HomeFinance NewsHow Smart PO Matching Saves 218 Man-Days with Tolerance Thresholds

How Smart PO Matching Saves 218 Man-Days with Tolerance Thresholds

In industries such as manufacturing, retail, construction, and F&B, it’s common for purchase orders (POs) and supplier invoices to have slight discrepancies in price or quantity. These variations can stem from factors like raw material price fluctuations or transportation costs, making it necessary for businesses to have a system that accommodates such changes. In this article we will discuss how tolerance thresholds for Smart PO Matching can reduce manual PO adjustments by 95%, saving finance teams 218 man-days.

The Challenge of PO and Invoice Mismatches

Imagine a construction company placing a PO for 500 tons of steel rebar at $700 per ton. By the time the supplier sends the invoice, the price has increased by 5% due to a surge in raw material costs, bringing it to $735 per ton. In many industries, accepting such variations is a standard practice.

However, most legacy systems and basic automation solutions are rigid. They flag any deviation as a mismatch, requiring manual intervention from accounts payable (AP) teams. This means that every minor difference in price or quantity triggers a tedious process:

  • The AP team has to manually edit the PO details.
  • The updated PO must be resubmitted for approval.
  • The invoice processing gets delayed due to waiting for reapproval.

For organizations handling thousands of invoices, this results in substantial inefficiencies and unnecessary workloads for finance teams.

The Hidden Cost of Manual Adjustments

Without an automated tolerance threshold for PO-to-invoice matching, minor variations demand time-consuming manual interventions. For large enterprises processing 10,000 invoices a month, these inefficiencies add up quickly.

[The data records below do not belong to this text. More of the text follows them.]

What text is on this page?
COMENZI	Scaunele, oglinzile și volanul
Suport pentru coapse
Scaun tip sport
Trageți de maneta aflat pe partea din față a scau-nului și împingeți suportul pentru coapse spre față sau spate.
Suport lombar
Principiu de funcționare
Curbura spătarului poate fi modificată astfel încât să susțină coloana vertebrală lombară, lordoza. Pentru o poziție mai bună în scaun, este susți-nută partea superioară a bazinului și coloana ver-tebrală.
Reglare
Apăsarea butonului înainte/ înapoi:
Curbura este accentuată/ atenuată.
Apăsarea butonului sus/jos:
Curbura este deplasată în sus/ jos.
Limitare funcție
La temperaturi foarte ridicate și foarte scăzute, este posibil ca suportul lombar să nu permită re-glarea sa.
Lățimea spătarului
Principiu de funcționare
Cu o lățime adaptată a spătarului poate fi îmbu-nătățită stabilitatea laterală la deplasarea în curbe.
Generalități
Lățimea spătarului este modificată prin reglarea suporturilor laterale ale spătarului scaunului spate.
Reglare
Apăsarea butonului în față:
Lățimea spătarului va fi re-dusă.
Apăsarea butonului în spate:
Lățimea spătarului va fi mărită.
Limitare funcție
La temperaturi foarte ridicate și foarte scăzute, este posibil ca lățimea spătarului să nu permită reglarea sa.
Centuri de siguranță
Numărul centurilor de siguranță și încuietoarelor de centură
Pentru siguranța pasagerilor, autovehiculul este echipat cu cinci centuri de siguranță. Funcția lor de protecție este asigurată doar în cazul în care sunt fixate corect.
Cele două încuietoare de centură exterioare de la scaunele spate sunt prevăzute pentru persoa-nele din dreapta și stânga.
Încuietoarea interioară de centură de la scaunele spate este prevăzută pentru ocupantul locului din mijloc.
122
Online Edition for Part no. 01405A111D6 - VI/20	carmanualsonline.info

Consider the time spent per invoice:

  • Editing the PO: 1 minute
  • Resubmitting for approval and waiting for reapproval: 10 minutes

Total time spent per invoice: 11 minutes

Now, multiply this across 10,000 invoices: 10,000 invoices x 11 minutes = 1,834 hours

Equivalent to 229 man-days

This is a staggering burden on finance teams, slowing down operations and increasing costs unnecessarily.

How Smart PO Matching Solves the Problem

Smart PO Matching eliminates the need for manual PO adjustments by allowing companies to set tolerance thresholds. These thresholds define acceptable variations in price or quantity so that minor discrepancies no longer require manual intervention or reapproval.

With this intelligent automation:

  • AP teams can predefine acceptable variations.
  • Any invoice within the set thresholds gets automatically approved.
  • Manual efforts are reduced by 95%, leading to faster invoice processing and significant time savings.

For companies processing 10,000 invoices monthly, Smart PO Matching delivers measurable efficiencies:

  • Manual process: 229 man-days
  • With Smart Matching: 95% reduction in effort
  • Total time saved: 218 man-days

Final Thoughts

By implementing Smart PO Matching, finance teams can focus on higher-value tasks instead of spending countless hours on manual adjustments. This translates to not only improved efficiency but also significant cost savings.

So, finance leaders—how much time and effort could your team save by adopting Smart Matching?